Но Морис крикнул, наверное, в виде предупреждения, чтобы я не бросилась ему на шею:
— Надо же! Малышка Шазю уже выгоняет стадо.
И сам протянул мне руку, шепча:
— Я не целую тебя, дорогая: на нас смотрят.
Затем сразу же подцепил меня под локоть, беря на буксир:
— Пошли, сейчас только четверть девятого, но сегодня лучше уехать пораньше.

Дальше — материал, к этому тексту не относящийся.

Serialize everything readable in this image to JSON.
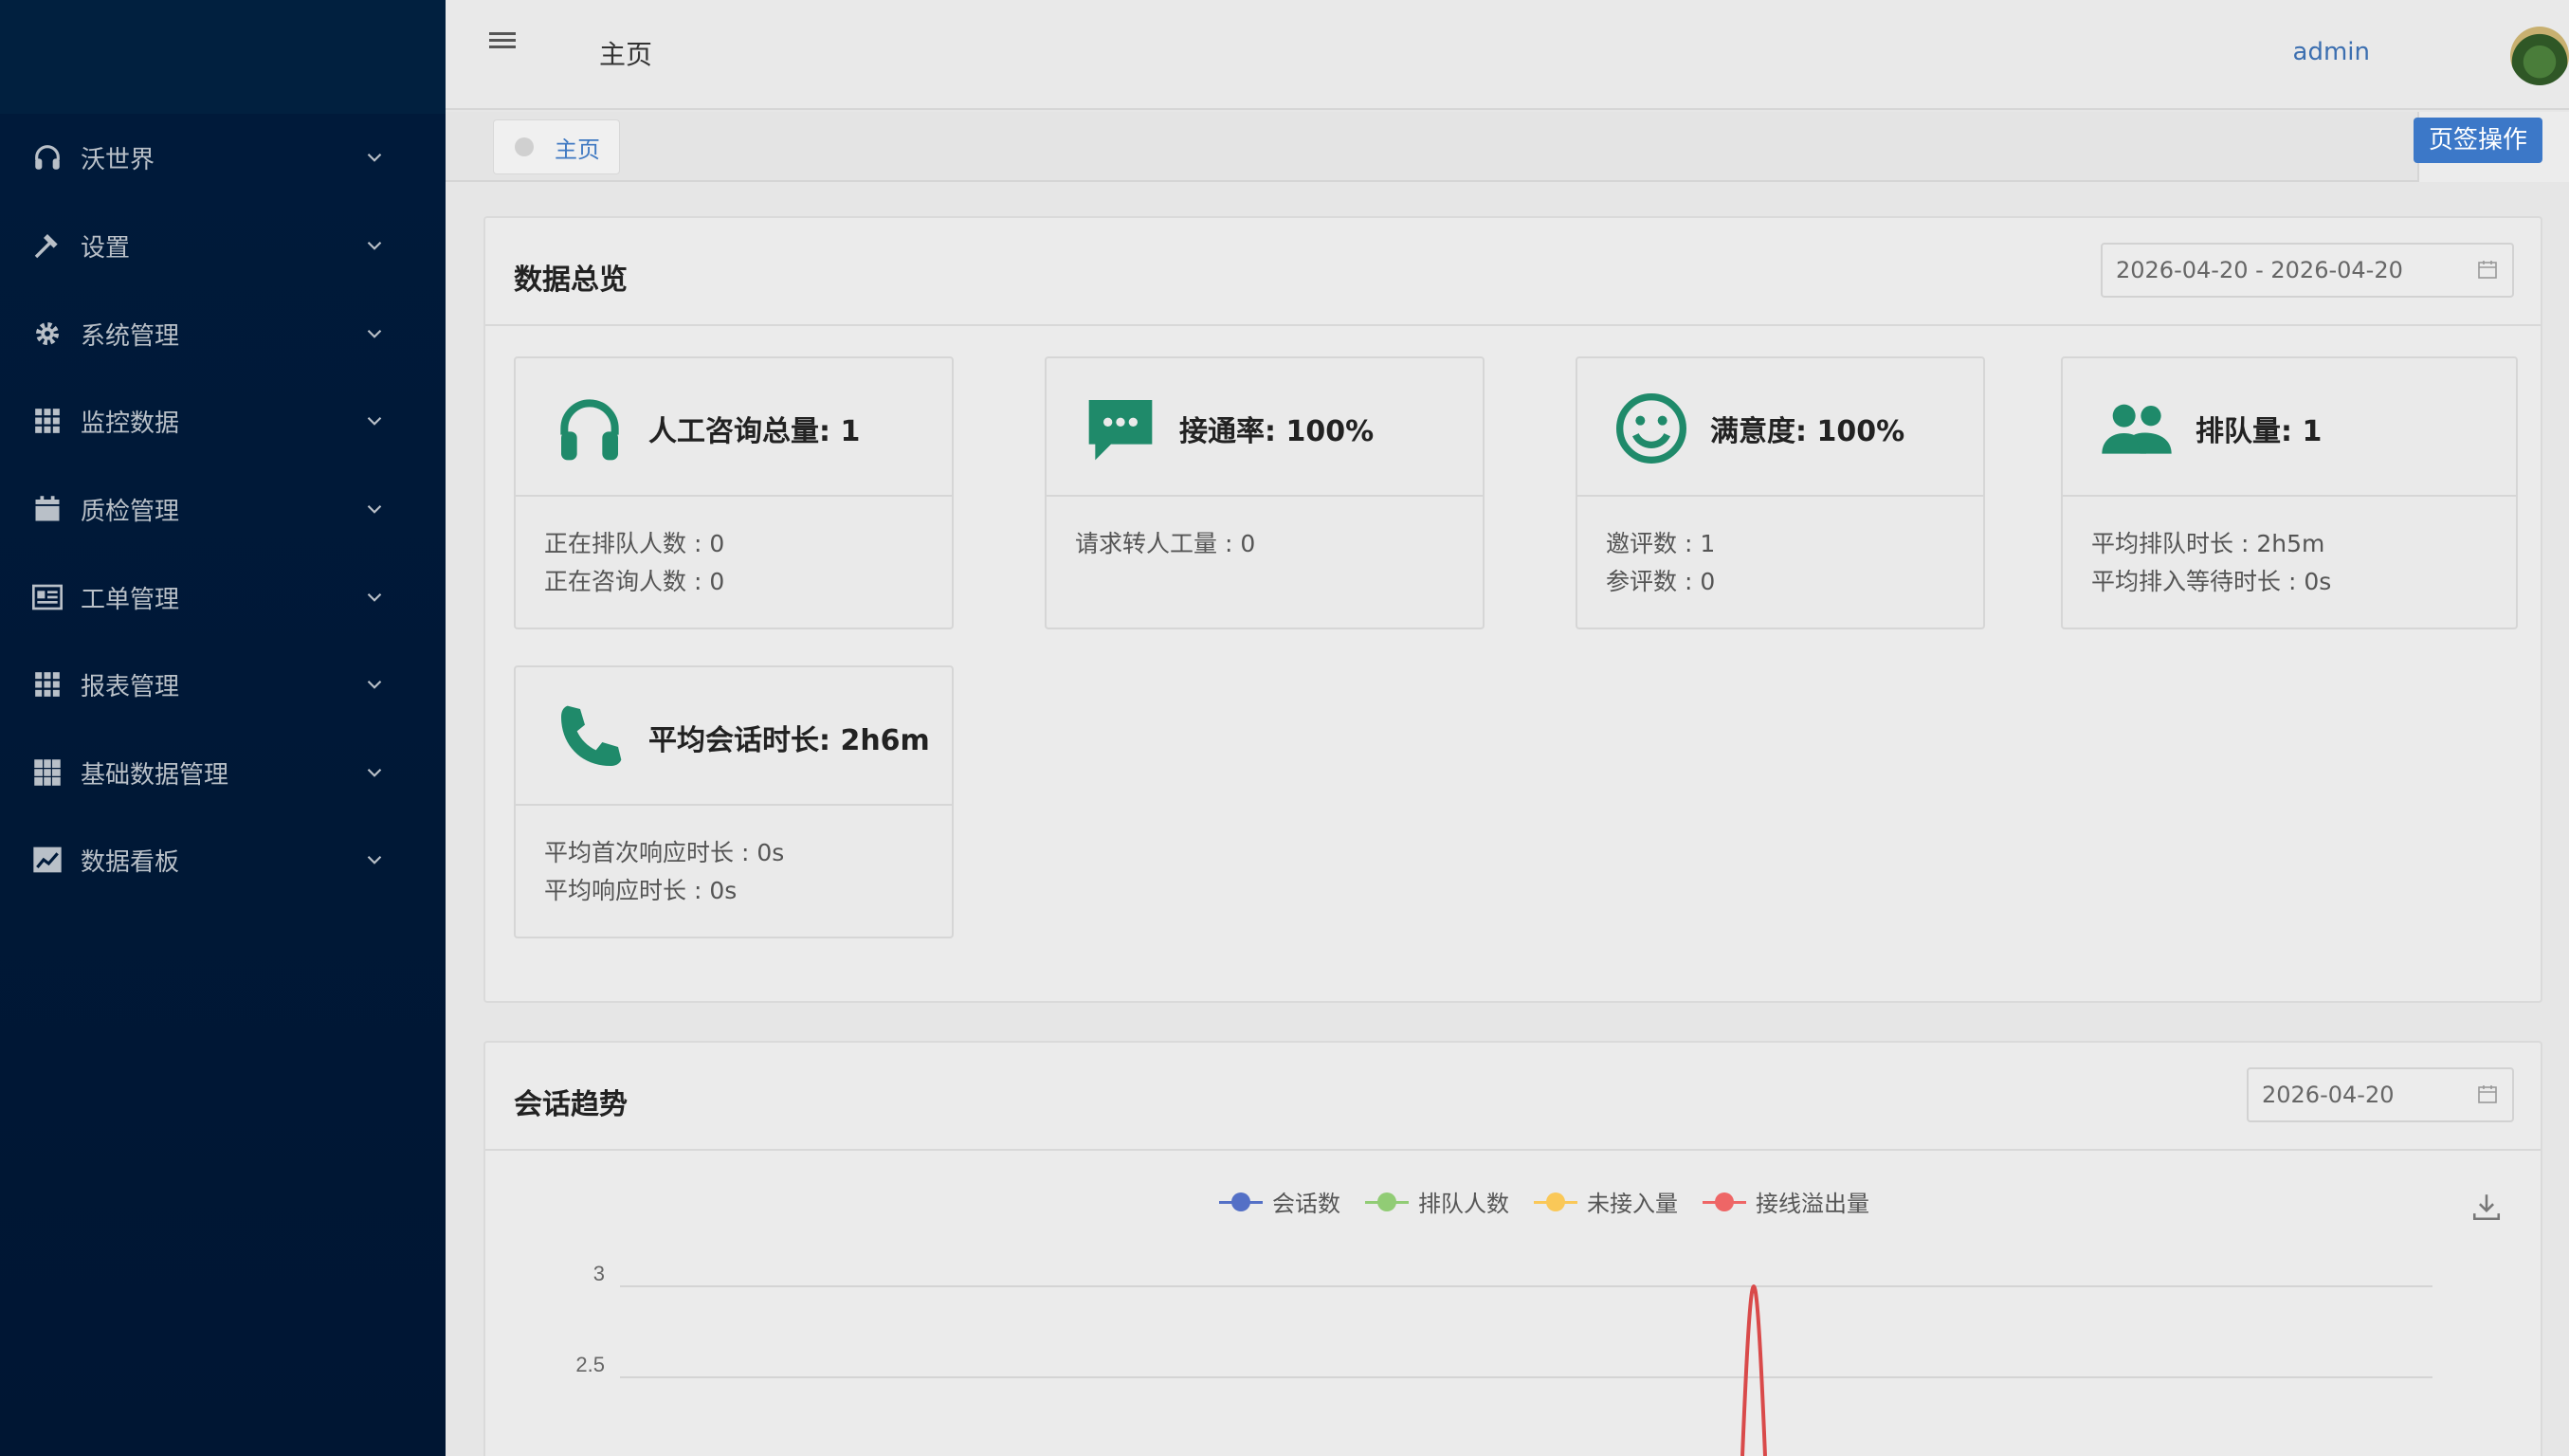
{
  "colors": {
    "sidebar_bg": "#001a3a",
    "accent": "#3c78c8",
    "icon_green": "#1f8a6a",
    "series_blue": "#5470c6",
    "series_green": "#91cc75",
    "series_yellow": "#fac858",
    "series_red": "#ee6666"
  },
  "sidebar": {
    "items": [
      {
        "label": "沃世界",
        "icon": "headset-icon"
      },
      {
        "label": "设置",
        "icon": "hammer-icon"
      },
      {
        "label": "系统管理",
        "icon": "gear-icon"
      },
      {
        "label": "监控数据",
        "icon": "grid-icon"
      },
      {
        "label": "质检管理",
        "icon": "calendar-icon"
      },
      {
        "label": "工单管理",
        "icon": "newspaper-icon"
      },
      {
        "label": "报表管理",
        "icon": "grid-icon"
      },
      {
        "label": "基础数据管理",
        "icon": "table-icon"
      },
      {
        "label": "数据看板",
        "icon": "line-chart-icon"
      }
    ]
  },
  "header": {
    "title": "主页",
    "user": "admin"
  },
  "tabs": {
    "active": "主页",
    "ops_label": "页签操作"
  },
  "overview": {
    "title": "数据总览",
    "date_range": "2026-04-20 - 2026-04-20",
    "cards": [
      {
        "icon": "headset-icon",
        "title": "人工咨询总量: 1",
        "lines": [
          "正在排队人数 : 0",
          "正在咨询人数 : 0"
        ]
      },
      {
        "icon": "chat-bubble-icon",
        "title": "接通率: 100%",
        "lines": [
          "请求转人工量 : 0"
        ]
      },
      {
        "icon": "smiley-icon",
        "title": "满意度: 100%",
        "lines": [
          "邀评数 : 1",
          "参评数 : 0"
        ]
      },
      {
        "icon": "users-icon",
        "title": "排队量: 1",
        "lines": [
          "平均排队时长 : 2h5m",
          "平均排入等待时长 : 0s"
        ]
      },
      {
        "icon": "phone-icon",
        "title": "平均会话时长: 2h6m",
        "lines": [
          "平均首次响应时长 : 0s",
          "平均响应时长 : 0s"
        ]
      }
    ]
  },
  "trend": {
    "title": "会话趋势",
    "date": "2026-04-20"
  },
  "chart_data": {
    "type": "line",
    "legend": [
      "会话数",
      "排队人数",
      "未接入量",
      "接线溢出量"
    ],
    "y_ticks": [
      "3",
      "2.5"
    ],
    "ylim": [
      0,
      3
    ],
    "series": [
      {
        "name": "会话数",
        "color": "#5470c6"
      },
      {
        "name": "排队人数",
        "color": "#91cc75"
      },
      {
        "name": "未接入量",
        "color": "#fac858"
      },
      {
        "name": "接线溢出量",
        "color": "#ee6666",
        "peak_value": 3
      }
    ],
    "grid": true,
    "legend_position": "top-center"
  }
}
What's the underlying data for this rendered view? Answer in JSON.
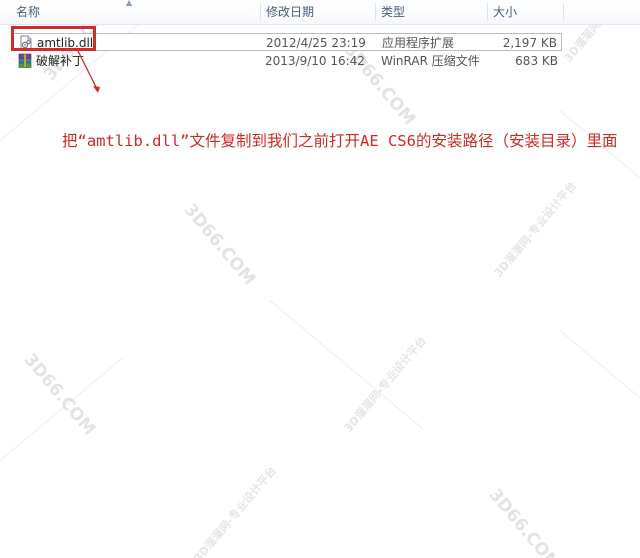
{
  "columns": {
    "name": "名称",
    "date_modified": "修改日期",
    "type": "类型",
    "size": "大小"
  },
  "files": [
    {
      "name": "amtlib.dll",
      "date_modified": "2012/4/25 23:19",
      "type": "应用程序扩展",
      "size": "2,197 KB",
      "icon": "dll-file-icon",
      "selected": true
    },
    {
      "name": "破解补丁",
      "date_modified": "2013/9/10 16:42",
      "type": "WinRAR 压缩文件",
      "size": "683 KB",
      "icon": "winrar-archive-icon",
      "selected": false
    }
  ],
  "annotation": {
    "instruction": "把“amtlib.dll”文件复制到我们之前打开AE CS6的安装路径（安装目录）里面",
    "color": "#cc2a24"
  },
  "watermarks": {
    "site": "3D66.COM",
    "cn": "3D溜溜网-专业设计平台"
  }
}
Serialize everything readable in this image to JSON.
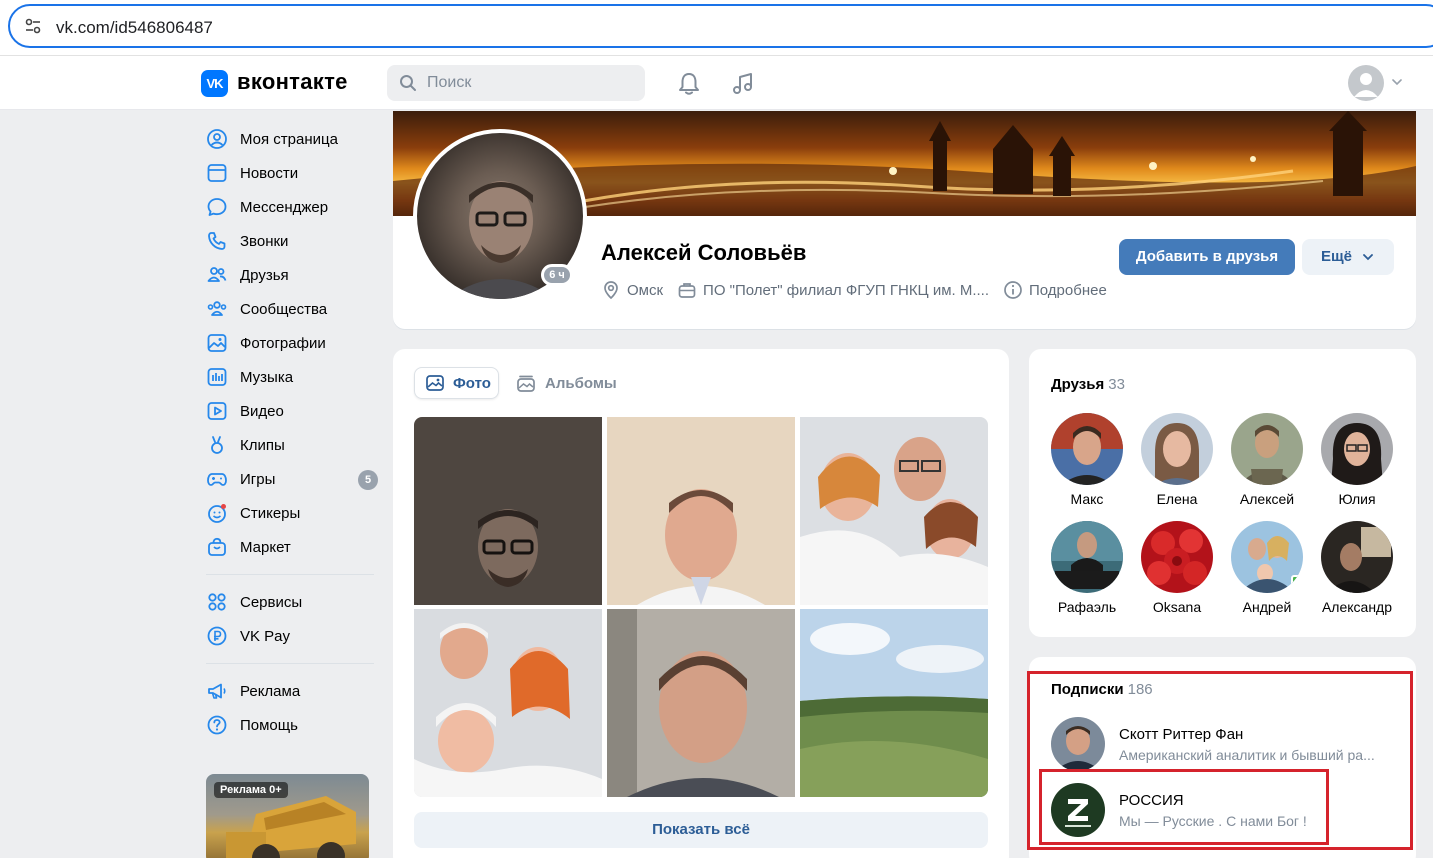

Никаких вопросов, никаких замечаний. Решительно, во всех ситуациях он пользовался одинаковым приемом: тактичность, ненавязчивость, бальзам молчания на тайные раны. Его взгляд не выражал ничего: ни желания, ни торжества, ни гнева, ни удивления, только, может быть, легкую тревогу. Впрочем, он сам в этом признался, все так же шепотом, когда мы вернулись в парк:
— Изабель, я прошу тебя: возьми себя в руки. У тебя все на лице написано, а нам теперь надо быть такими осторожными!
Сообщничество кустарников не подбодрило его, не подало идею обнять меня. Боялся ли он меня отпугнуть или считал, что отныне легче будет делать это в кабинете, чем рисковать в Залуке? Возможно, подготавливая наше «безумие», он уже включил в распорядок дня и свое спокойствие? Я знала, что он принадлежал к людям, обладающим настоящим талантом кондитера и умеющим подсластить самую горькую пилюлю.
Тем не менее, покоренная его спокойствием, я тащилась за ним, не в силах противиться некоторому успокоению. Он же убыстрял шаги, крепко держа меня за руку, по виду исполненный решимости не дать мне наделать глупостей, не отпускать меня от себя. На развилке, вместо того чтобы пойти к Залуке, он свернул к дороге, и вскоре я увидела его машину, стоявшую на обочине. Все было продумано. Морис открыл мне дверцу, усадил меня и спросил не глядя:
— Не хочешь зайти к маме?
Я покачала головой. В первый раз я начинала день, не поцеловав свою мать, но я не чувствовала в себе сейчас сил выдержать это испытание. Морису, похоже, стало легче на душе.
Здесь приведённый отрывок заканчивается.